Five of Mr. Watson’s uncles died in the war, but the sixth, Wilfred Smith, was saved when the local vicar’s wife in Barnard Castle, England wrote to Queen Mary and the queen sent a letter to the Department of Defence for consideration to bring Wilfred home. He was then returned home.
In the small town of Barnard Castle, County Durham, there is a memorial to the local men who died during the First World War. Among the names of the fallen etched into stone are Mrs. Smith’s five sons.
Robert died first, in September 1916. George Henry died less than two months later; Frederick died in July 1917, while the eldest, John William Stout, who had their mother’s maiden name because she was not yet married when he was born, died in October 1917. The fifth son, Alfred, died in July 1918.
At the Bowes Museum, a memorial was erected to residents who fell in the Great War, including Wilfred’s brothers. His mother laid the first wreath at its dedication in 1923, chosen by the war veterans for the honour. Wilfred was at her side.
Mr. Watson pointed out there were five girls in the family as well: Sally, Margaret, Katherine, Elizabeth and Lillian (his mother).
The Smith brothers were remembered at a special ceremony held at the Bowes Museum on September 19 to mark the 100th anniversary since the first brother’s death, on September 19, 1916, reported The Northern Echo in its September 20, 2016 edition.
Students from Thrybergh Academy, in Rotherham, recorded a song along with their music teacher in memory of the Smith family and their sacrifice. And, along with students from Barnard Castle School, they performed ‘The Boys from the Poor House Yard’ live for the first time, reported the Northern Echo.
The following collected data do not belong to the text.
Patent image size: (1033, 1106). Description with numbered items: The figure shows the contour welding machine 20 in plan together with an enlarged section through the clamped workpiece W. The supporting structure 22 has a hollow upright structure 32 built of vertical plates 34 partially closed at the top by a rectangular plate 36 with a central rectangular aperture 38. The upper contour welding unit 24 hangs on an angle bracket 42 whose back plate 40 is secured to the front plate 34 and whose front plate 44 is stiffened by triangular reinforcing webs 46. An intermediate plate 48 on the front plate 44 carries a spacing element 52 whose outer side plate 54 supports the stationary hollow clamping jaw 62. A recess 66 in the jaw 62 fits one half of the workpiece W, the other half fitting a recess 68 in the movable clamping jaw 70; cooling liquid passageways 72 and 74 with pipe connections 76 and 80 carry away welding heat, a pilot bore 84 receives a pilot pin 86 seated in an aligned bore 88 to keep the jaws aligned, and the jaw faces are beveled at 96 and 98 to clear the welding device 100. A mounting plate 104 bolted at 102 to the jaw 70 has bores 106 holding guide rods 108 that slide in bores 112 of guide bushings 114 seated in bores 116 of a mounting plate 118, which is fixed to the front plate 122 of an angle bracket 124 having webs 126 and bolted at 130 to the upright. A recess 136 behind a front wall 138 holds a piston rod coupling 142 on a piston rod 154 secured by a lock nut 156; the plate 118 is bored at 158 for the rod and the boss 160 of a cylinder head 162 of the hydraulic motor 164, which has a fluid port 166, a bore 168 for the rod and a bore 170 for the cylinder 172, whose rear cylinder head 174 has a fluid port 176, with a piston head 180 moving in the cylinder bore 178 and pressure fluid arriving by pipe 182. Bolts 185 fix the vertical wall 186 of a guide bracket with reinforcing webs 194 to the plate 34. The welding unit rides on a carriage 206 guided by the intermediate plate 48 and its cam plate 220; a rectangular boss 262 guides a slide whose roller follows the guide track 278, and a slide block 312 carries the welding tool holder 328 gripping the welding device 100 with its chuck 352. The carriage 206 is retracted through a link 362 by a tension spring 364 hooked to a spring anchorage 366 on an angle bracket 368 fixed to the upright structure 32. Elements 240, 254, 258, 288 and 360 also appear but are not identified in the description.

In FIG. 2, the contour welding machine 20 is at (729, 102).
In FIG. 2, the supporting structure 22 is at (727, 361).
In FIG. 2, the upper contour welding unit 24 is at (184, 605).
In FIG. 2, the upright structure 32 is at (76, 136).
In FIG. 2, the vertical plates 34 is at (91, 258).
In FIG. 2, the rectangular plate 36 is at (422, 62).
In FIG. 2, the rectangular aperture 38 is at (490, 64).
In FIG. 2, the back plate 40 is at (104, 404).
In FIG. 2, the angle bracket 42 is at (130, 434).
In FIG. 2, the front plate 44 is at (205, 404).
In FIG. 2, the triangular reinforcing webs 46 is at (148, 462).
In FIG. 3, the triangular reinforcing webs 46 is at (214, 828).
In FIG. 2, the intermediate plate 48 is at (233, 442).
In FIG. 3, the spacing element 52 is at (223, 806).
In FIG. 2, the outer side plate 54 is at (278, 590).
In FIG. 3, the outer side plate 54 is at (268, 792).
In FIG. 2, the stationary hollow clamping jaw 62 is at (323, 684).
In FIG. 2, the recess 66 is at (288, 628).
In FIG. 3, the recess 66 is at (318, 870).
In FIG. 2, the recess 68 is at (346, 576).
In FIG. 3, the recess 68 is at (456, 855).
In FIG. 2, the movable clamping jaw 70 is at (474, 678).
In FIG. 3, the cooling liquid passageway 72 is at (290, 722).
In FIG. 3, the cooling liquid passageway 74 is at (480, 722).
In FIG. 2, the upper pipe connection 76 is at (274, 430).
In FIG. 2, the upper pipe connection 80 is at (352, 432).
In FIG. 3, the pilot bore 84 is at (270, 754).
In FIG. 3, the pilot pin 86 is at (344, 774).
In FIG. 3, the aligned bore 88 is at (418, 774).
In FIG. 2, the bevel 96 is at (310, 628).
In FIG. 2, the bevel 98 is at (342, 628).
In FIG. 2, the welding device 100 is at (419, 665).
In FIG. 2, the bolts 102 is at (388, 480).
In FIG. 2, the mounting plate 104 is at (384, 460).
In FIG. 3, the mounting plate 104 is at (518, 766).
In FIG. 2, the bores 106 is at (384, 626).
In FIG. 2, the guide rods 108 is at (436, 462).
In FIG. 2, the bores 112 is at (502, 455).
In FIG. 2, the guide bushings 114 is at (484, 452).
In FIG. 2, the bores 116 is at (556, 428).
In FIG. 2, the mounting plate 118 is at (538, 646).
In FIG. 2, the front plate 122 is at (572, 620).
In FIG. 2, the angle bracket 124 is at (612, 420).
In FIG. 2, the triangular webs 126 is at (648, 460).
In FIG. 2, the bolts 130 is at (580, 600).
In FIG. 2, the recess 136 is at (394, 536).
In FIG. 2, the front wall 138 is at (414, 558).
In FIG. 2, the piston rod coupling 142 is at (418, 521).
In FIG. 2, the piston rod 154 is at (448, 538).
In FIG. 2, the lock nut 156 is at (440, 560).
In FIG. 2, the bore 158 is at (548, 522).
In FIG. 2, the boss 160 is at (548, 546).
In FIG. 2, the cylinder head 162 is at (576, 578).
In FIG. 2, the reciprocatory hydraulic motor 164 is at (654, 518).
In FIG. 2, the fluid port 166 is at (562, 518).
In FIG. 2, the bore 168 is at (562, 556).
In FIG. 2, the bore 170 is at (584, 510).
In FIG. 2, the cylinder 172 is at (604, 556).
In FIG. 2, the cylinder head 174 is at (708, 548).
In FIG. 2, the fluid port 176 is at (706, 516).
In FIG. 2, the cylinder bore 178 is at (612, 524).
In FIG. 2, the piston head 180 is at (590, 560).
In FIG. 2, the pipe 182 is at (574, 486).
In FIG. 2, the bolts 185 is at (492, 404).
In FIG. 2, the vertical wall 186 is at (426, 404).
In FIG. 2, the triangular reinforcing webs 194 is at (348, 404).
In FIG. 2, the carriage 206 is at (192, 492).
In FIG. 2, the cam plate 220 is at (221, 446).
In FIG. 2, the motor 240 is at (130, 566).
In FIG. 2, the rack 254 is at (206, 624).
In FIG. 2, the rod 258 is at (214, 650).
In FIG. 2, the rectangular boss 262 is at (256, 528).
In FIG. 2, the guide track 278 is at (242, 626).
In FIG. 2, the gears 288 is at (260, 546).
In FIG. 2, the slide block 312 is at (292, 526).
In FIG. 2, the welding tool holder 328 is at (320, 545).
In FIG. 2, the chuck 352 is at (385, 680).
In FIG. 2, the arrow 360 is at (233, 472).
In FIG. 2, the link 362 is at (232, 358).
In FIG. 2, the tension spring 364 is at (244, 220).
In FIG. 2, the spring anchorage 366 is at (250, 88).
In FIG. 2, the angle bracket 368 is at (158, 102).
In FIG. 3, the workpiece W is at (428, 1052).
The Northern Echo reported that in speaking to the school’s music teacher Chris Clayton, students had originally studied the family’s history during the school’s remembrance service in November 2015 when he was asked to write a poem which quickly developed into a song as he was so moved by the family’s story. All proceeds from the song, which was officially released at the ceremony, will go to the Royal British Legion and Help for Heroes.
Many of Mr. Smith’s family members still live in the town, and attended the service, which also included a procession to the town’s war memorial in the museum grounds, led by the Royal Dragoon Guards, it was reported. A wreath laying ceremony also took place.
The Northern Echo reported the youngest daughter of Wilfred, Diane Nelson and her daughter, Amanda Harrison were among the family members who attended this event. Mrs. Harrison, 50, is one of 13 of Mr. Smith’s grandchildren, and said she felt “honoured” when Mr. Clayton approached her about the song. “I just felt quite emotional to think someone wants to write a story about our family because they fought for all of us,” she told the Northern Echo.
“For my mother to lose five brothers, and my grandmother to lose five sons, I get a little emotional when I talk about all of this,” said Mr. Watson.